Can I breastfeed if I am on methadone or buprenorphine?

For most women on stable doses of methadone or buprenorphine without other contraindications (HIV, active polysubstance use, certain other conditions), breastfeeding is recommended. Both medications cross into breast milk in only minimal amounts and breastfeeding may help reduce NAS severity. Discuss specifics with your obstetrician and pediatrician.

Will child welfare take my baby if I am on MAT?

This depends on state law and practice. Being on prescribed methadone or buprenorphine is not, by itself, child neglect; it is medical treatment of a chronic condition. Some states have specific protections for women in MAT. Engaging openly with prenatal care, demonstrating treatment adherence, and having a postpartum plan are protective. A social worker at your treatment program can clarify state-specific reporting policies.

What if I want to detox completely off opioids before delivery?

This is generally not recommended. The evidence shows higher relapse rates after pregnancy-period detoxification compared with continued maintenance, and relapse during pregnancy carries serious risks. Some women have successfully tapered under careful supervision in specialised settings, but it is not the standard recommendation and should only be considered with a maternal addiction medicine specialist’s input.

Does insurance cover pregnancy MAT?

Yes, generally. Medicaid in particular covers MAT in pregnancy in all states, often with no copay. Private insurance is required by federal parity law to cover substance use treatment on equal terms with medical care. Coverage of methadone specifically may require enrollment in a licensed opioid treatment program; buprenorphine is dispensed through ordinary pharmacies.

The bottom line

The intuitive idea that quitting opioids cold turkey during pregnancy is “doing the right thing” is, by every major medical society’s evidence-based guidance, exactly wrong. Pregnancy is not the time to detox off opioids. It is the time to enter medication-assisted treatment, prenatal care, and a coordinated delivery plan.
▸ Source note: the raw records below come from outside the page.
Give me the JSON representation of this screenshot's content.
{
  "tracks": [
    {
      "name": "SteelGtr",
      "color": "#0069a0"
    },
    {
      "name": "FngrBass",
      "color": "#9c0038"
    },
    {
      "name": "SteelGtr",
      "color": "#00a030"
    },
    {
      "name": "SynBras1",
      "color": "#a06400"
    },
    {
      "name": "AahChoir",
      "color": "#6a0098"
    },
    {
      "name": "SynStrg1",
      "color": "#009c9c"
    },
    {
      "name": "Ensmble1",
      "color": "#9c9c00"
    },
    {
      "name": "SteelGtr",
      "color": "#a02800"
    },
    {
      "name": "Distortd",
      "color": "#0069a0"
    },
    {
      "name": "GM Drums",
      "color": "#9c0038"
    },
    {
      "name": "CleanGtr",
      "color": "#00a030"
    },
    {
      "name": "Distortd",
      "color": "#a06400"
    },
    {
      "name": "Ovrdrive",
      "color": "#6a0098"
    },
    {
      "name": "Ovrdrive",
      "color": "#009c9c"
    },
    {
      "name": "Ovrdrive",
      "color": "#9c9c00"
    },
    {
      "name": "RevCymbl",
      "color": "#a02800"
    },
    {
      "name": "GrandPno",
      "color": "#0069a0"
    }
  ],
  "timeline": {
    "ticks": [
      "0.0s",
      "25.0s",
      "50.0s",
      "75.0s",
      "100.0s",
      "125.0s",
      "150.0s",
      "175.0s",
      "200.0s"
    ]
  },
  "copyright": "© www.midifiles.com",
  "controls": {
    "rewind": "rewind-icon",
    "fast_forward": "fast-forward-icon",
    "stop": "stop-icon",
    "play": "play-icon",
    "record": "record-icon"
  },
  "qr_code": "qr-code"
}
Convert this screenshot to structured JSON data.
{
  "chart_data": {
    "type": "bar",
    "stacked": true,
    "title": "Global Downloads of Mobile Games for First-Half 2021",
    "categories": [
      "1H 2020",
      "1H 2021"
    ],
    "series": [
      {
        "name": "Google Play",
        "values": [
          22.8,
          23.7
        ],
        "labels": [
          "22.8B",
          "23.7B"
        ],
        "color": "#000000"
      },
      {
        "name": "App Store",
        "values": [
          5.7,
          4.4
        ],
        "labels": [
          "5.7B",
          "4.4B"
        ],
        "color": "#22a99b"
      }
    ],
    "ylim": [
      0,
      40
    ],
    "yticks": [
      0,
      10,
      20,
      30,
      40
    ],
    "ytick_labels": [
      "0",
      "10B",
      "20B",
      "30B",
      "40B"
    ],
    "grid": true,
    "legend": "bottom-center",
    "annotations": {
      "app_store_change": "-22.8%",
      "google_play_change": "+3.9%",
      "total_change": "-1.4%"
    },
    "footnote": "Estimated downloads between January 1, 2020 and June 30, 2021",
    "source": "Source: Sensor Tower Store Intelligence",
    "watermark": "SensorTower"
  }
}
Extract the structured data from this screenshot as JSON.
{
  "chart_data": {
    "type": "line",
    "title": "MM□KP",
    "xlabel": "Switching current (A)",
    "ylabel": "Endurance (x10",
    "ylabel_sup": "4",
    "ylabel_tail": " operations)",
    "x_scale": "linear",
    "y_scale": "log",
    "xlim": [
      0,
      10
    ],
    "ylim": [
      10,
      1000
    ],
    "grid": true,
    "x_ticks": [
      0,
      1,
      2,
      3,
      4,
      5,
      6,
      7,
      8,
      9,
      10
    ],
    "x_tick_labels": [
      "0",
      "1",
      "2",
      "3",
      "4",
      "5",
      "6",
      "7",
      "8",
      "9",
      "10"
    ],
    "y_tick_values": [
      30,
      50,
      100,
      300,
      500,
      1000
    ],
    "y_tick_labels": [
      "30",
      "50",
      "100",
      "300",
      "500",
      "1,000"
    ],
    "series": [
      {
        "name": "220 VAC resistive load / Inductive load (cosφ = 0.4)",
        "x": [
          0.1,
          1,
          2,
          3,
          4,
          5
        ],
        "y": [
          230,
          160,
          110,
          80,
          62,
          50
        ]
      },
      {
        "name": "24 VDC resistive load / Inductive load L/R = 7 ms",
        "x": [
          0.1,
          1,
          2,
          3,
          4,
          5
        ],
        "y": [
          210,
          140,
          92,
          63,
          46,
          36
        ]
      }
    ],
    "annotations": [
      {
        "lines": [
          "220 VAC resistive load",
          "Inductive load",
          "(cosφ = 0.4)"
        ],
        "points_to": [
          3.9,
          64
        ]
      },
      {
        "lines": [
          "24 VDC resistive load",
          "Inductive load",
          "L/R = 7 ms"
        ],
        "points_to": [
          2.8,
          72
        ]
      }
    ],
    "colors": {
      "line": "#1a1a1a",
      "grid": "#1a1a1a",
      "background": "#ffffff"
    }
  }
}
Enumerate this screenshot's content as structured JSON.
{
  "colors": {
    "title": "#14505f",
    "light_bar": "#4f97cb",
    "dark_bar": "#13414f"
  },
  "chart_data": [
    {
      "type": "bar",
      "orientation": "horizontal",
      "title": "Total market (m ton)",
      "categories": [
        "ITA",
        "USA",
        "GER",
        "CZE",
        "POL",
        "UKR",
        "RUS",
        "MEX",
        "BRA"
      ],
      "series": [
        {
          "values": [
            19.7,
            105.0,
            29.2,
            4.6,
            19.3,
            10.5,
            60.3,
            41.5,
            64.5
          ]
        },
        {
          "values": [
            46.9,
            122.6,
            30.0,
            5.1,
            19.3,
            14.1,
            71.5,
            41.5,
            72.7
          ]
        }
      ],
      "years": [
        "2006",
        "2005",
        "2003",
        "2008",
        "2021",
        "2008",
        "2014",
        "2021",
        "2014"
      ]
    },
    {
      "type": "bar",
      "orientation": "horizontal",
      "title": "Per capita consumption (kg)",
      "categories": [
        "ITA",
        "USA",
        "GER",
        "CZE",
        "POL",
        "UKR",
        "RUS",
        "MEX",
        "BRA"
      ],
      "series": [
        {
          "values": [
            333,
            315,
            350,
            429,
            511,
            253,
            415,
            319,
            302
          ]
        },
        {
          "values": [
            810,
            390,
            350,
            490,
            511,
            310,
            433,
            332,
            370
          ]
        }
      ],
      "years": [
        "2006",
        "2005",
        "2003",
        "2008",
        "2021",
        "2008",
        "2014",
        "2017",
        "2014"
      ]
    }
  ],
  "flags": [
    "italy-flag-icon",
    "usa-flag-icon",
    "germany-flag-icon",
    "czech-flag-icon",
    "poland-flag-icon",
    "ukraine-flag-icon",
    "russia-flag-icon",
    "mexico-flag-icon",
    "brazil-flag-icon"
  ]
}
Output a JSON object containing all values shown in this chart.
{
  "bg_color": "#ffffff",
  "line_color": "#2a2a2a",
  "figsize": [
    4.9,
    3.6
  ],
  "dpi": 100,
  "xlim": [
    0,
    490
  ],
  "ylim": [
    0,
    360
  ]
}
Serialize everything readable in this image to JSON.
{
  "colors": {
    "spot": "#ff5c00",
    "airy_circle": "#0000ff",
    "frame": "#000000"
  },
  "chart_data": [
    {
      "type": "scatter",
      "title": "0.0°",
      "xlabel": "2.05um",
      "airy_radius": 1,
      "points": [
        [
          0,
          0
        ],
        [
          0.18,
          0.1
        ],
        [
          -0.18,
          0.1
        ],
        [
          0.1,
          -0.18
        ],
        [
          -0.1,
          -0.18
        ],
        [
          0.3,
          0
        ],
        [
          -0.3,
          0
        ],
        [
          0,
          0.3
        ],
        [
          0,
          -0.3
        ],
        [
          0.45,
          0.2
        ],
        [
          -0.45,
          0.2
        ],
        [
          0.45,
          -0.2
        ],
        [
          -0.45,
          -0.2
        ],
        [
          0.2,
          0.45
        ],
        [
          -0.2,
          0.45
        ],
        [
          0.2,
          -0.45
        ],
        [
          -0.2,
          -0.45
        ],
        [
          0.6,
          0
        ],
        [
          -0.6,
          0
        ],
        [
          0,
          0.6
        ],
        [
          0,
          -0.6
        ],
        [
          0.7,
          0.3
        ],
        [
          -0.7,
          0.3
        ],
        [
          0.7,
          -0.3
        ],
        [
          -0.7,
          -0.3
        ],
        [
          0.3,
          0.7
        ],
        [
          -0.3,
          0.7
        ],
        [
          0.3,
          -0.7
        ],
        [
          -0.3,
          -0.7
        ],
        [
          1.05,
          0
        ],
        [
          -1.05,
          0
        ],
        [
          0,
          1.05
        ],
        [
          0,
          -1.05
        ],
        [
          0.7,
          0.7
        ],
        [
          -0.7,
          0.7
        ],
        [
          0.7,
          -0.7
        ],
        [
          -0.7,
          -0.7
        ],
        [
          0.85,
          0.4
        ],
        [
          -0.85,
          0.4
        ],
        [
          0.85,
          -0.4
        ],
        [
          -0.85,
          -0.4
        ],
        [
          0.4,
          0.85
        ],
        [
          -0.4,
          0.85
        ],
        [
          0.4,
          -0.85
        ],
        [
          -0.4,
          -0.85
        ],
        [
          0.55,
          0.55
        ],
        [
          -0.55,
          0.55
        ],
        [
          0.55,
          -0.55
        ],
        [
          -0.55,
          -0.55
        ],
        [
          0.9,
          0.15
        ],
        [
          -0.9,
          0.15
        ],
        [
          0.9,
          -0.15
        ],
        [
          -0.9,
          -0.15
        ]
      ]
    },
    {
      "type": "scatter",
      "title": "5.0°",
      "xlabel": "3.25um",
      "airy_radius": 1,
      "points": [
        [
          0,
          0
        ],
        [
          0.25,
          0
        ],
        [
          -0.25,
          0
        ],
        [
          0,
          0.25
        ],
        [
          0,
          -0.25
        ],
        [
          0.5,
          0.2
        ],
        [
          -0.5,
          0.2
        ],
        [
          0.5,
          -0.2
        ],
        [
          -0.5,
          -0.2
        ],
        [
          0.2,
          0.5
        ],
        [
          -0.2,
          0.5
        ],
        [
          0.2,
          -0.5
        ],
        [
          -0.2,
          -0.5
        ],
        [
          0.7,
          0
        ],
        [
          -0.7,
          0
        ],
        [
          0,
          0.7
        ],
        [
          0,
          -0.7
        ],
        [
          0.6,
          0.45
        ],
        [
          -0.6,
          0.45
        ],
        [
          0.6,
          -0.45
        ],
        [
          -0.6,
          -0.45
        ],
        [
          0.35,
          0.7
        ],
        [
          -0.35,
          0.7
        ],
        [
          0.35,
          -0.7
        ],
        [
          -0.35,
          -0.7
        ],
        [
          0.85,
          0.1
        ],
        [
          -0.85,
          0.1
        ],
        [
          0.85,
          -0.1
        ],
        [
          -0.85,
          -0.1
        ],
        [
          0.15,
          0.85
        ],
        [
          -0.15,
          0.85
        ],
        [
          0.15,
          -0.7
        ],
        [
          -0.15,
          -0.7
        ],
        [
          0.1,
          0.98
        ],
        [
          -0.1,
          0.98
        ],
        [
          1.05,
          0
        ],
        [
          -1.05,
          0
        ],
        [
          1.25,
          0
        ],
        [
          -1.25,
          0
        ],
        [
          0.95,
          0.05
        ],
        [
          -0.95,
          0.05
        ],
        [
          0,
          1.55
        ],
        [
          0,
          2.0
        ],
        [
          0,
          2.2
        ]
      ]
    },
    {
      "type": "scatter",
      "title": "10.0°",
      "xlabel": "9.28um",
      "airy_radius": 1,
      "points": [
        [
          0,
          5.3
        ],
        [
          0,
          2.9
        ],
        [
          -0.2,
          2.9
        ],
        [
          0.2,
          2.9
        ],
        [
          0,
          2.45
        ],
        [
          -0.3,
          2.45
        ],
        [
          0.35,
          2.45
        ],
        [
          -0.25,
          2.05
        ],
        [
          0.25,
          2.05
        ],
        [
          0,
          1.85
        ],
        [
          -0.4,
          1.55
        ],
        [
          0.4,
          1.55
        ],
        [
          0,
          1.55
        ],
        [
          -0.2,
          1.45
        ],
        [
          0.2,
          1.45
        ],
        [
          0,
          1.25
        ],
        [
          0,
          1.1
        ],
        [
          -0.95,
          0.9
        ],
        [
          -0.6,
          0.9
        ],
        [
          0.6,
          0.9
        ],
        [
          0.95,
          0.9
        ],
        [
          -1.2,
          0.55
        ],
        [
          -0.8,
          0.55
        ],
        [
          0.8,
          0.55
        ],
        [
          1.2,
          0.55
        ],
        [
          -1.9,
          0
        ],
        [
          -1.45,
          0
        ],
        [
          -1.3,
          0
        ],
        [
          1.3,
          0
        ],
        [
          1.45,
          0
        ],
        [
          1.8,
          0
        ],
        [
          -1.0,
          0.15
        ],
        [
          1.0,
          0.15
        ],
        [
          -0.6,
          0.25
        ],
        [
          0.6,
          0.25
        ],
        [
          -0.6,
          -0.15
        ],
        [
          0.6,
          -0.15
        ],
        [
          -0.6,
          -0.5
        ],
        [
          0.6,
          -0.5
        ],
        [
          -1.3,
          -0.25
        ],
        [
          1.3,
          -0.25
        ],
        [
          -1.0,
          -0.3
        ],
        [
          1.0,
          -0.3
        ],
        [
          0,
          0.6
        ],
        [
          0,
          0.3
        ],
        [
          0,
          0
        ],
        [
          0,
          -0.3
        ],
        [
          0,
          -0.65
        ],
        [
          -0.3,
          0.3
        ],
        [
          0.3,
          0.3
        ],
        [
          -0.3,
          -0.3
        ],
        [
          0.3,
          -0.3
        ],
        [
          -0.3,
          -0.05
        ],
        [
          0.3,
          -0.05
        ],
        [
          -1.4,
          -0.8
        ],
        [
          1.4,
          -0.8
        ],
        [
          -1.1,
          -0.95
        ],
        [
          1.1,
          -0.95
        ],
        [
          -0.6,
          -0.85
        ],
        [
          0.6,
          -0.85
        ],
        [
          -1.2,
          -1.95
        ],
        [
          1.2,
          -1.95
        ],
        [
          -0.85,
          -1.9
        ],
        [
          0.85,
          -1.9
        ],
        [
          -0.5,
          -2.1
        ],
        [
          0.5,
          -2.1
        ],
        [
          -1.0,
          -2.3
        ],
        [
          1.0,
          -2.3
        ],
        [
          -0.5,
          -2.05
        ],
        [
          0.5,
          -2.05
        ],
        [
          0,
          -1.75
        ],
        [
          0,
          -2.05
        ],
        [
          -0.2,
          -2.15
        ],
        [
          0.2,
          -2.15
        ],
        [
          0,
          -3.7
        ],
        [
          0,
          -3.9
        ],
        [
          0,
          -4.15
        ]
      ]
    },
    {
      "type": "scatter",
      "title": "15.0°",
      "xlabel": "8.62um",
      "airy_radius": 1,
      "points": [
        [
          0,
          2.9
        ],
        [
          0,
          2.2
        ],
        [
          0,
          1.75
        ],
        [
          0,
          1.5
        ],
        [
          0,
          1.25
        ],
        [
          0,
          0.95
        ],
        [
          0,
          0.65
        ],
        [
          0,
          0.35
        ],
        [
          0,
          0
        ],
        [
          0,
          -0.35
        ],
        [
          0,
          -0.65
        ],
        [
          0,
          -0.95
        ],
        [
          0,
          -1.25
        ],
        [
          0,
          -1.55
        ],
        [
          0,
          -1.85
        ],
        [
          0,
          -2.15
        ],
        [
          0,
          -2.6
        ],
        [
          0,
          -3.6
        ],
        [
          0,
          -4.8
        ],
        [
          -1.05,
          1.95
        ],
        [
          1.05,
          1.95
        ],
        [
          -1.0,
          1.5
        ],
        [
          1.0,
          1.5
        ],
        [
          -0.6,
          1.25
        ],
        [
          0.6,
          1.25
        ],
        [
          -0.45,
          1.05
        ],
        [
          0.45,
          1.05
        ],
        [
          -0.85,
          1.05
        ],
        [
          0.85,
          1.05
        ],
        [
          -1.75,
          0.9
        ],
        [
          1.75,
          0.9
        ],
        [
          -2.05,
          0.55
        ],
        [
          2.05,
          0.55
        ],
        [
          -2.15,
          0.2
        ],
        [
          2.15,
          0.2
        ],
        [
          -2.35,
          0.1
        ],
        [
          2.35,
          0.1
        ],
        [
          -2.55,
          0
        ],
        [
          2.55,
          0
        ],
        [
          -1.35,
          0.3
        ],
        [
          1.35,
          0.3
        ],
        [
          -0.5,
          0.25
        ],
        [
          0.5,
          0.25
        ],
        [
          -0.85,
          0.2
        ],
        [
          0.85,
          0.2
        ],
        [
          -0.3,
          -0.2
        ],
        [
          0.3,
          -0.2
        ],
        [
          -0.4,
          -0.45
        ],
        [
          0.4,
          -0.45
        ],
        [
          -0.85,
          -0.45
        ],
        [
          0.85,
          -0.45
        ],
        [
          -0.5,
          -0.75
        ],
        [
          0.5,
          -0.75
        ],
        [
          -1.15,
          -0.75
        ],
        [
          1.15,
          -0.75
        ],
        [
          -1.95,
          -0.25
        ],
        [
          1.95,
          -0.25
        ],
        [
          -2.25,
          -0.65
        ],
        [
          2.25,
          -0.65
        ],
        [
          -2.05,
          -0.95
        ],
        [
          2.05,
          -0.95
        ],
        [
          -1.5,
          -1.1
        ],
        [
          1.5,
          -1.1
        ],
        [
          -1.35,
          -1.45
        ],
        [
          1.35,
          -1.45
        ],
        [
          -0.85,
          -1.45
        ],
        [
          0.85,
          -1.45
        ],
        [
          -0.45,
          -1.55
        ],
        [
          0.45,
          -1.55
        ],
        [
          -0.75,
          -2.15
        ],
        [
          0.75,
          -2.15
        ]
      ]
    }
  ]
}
For alcohol and benzodiazepines, medical inpatient detoxification in coordination with obstetric care is the appropriate approach when needed. Punitive policies, hidden use, and home detox attempts harm mothers and babies; integrated, treatment-focused, confidential maternal addiction care produces healthy deliveries. Jasmine, the patient from Memphis, is two years postpartum, still on buprenorphine, working part-time, and parenting a healthy toddler. The path that started in an emergency room with a clinician who told her the truth is the path that brought her here.

If you are in crisis

If you are pregnant and in crisis or experiencing withdrawal, call 988 for mental health crisis support, 911 for medical emergencies, or SAMHSA’s helpline at 1-800-662-HELP (4357) for 24-hour treatment referral. Do not attempt unsupervised opioid, alcohol, or benzodiazepine withdrawal during pregnancy.

This article is for educational purposes only and is not medical advice. Always consult an obstetrician and addiction medicine clinician for guidance specific to your pregnancy and treatment.